Self settling is important. You're training his brain to produce melatonin ( the hormone needed to feel sleepy) when he's rocked in your arms. He will therefore need to be rocked this way when he's 3 years. It will lead to very difficult night times in the future.
In the sleep cycle we do something called partially waking. It's an instinct in us to check our environment. We need to be exactly the same as we fell asleep when we partially wake. If anything has changed we wake. That's the point you realise your cold or need the loo. With a child that's the point they realise they're not in their parents arms etc and wake. If they fall asleep in their cot by self soothing your child is very likely to sleep through the night.
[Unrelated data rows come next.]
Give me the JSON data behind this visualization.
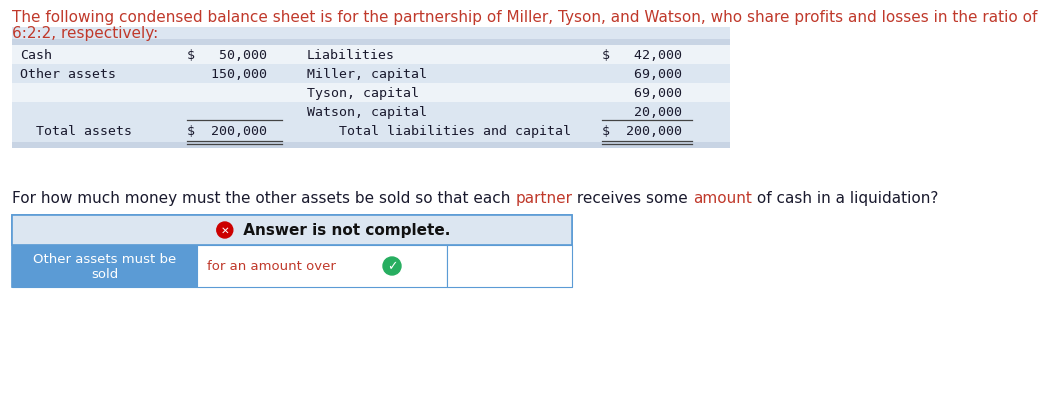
{
  "title_line1": "The following condensed balance sheet is for the partnership of Miller, Tyson, and Watson, who share profits and losses in the ratio of",
  "title_line2": "6:2:2, respectively:",
  "title_color": "#c0392b",
  "title_fontsize": 11.0,
  "table_bg_header": "#c8d4e4",
  "table_bg_light": "#dce6f1",
  "table_bg_white": "#ffffff",
  "table_font": "monospace",
  "table_fontsize": 9.5,
  "table_text_color": "#1a1a2e",
  "left_labels": [
    "Cash",
    "Other assets",
    "",
    "",
    "  Total assets"
  ],
  "left_values": [
    "$   50,000",
    "   150,000",
    "",
    "",
    "$  200,000"
  ],
  "right_labels": [
    "Liabilities",
    "Miller, capital",
    "Tyson, capital",
    "Watson, capital",
    "    Total liabilities and capital"
  ],
  "right_values": [
    "$   42,000",
    "    69,000",
    "    69,000",
    "    20,000",
    "$  200,000"
  ],
  "q_part1": "For how much money must the other assets be sold so that each ",
  "q_part2": "partner",
  "q_part3": " receives some ",
  "q_part4": "amount",
  "q_part5": " of cash in a liquidation?",
  "q_normal_color": "#1a1a2e",
  "q_highlight_color": "#c0392b",
  "q_fontsize": 11.0,
  "answer_box_bg": "#dce6f1",
  "answer_box_border": "#5b9bd5",
  "answer_strip_text": " Answer is not complete.",
  "answer_label_text": "Other assets must be\nsold",
  "answer_label_bg": "#5b9bd5",
  "answer_label_color": "#ffffff",
  "answer_fill_text": "for an amount over",
  "answer_fill_color": "#c0392b",
  "check_color": "#27ae60",
  "red_x_color": "#cc0000"
}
TangerineTrees Sat 04-Feb-17 08:52:41

We still cuddle 13mo DS to sleep. Takes 10mins & he'll go 12hours without a peep - so not necessarily true that they'll need to get back to sleep in the night the same way they dropped off initially. He can't/won't fall asleep in his cot by himself & we have never wanted to sleep train. He's also never had a dummy, hated them, but he has started sucking his sleeve...!?
He was exactly the same as yours at that age, he just got there by himself - it depends whether you're happy to continue as you are, really.
It's only a problem if it's a problem.

Beansprout30 Sat 04-Feb-17 10:43:58

My 6 month old can self settled at bedtime as long as we follow her usual routine, she still wakes in the night so feed back to sleep then. Is your lo in his own room? This has made a big difference to my babies sleep

Purplebluebird Sat 04-Feb-17 10:57:42

My son is 3 years and still need cuddles to sleep. Perfectly normal.

Tumtitum Sat 04-Feb-17 22:28:46

Absolute rubbish that they will sleep through if they self settle! DD self settles to sleep at night but still wakes frequently and needs feeding back to sleep. She is almost 1 confused

NoUseNumber27 Tue 07-Feb-17 19:13:48

Thanks for the replies, we are starting sleep training tonight in that we have put him to bed awake and are going back in every few mins to soothe. I love cuddling him to sleep but it is gradually getting worse at night and need something to save my sanity. I feel cruel though!

Beansprout30 Tue 07-Feb-17 19:40:54

Good luck NoUse, let us know how you get on

NoUseNumber27 Tue 07-Feb-17 19:52:42

I failed already! I couldn't stand hearing him cry so picked him up and end up feeding him to sleep sad

Beansprout30 Tue 07-Feb-17 21:14:24

It's so hard going isn't it. We were going through this at Christmas and I was at my wits end, we decided to try a sleepyhead grand (she outgrew her small one) and dd's sleep has improved so much. They are very expensive though

NoUseNumber27 Tue 07-Feb-17 21:25:09

This is going to sound so stupid but what is a sleepyhead? Ds keeps waking up screaming but doesn't want a bottle, has had calpol for teeth and is rocked to sleep quite easily. Just don't understand what's wrong and hate hearing him distressed!

hickorydickorynurseryrhyme Tue 07-Feb-17 21:34:28

I know it's hard but personally I fed to sleep and I still do (dc just gone 2). My instinct was always to do this. Is baby still in your room or separate room?

Beansprout30 Tue 07-Feb-17 21:34:41

It's a pod type cushion baby sleeps on which can be placed into the cot and gives baby more security as it makes them feel more enclosed. They are £160 so a lot of money but I found it to be the only thing which helped my dd. We went from crying every 45 mins through the night and not wanting to be put down so ended up co-sleeping, to transition to sleepyhead in the cot and in own room. She now only wakes twice for a feed and goes back to sleep without a peep

TooMinty Tue 07-Feb-17 21:35:01

He is probably crying because he's awake and he doesn't want to be! My DS1 was like that. If you can't get him to take a dummy I'd try and comfort blanket. Both of mine love a square of cellular blanket with a silk ribbon sewn round the edges.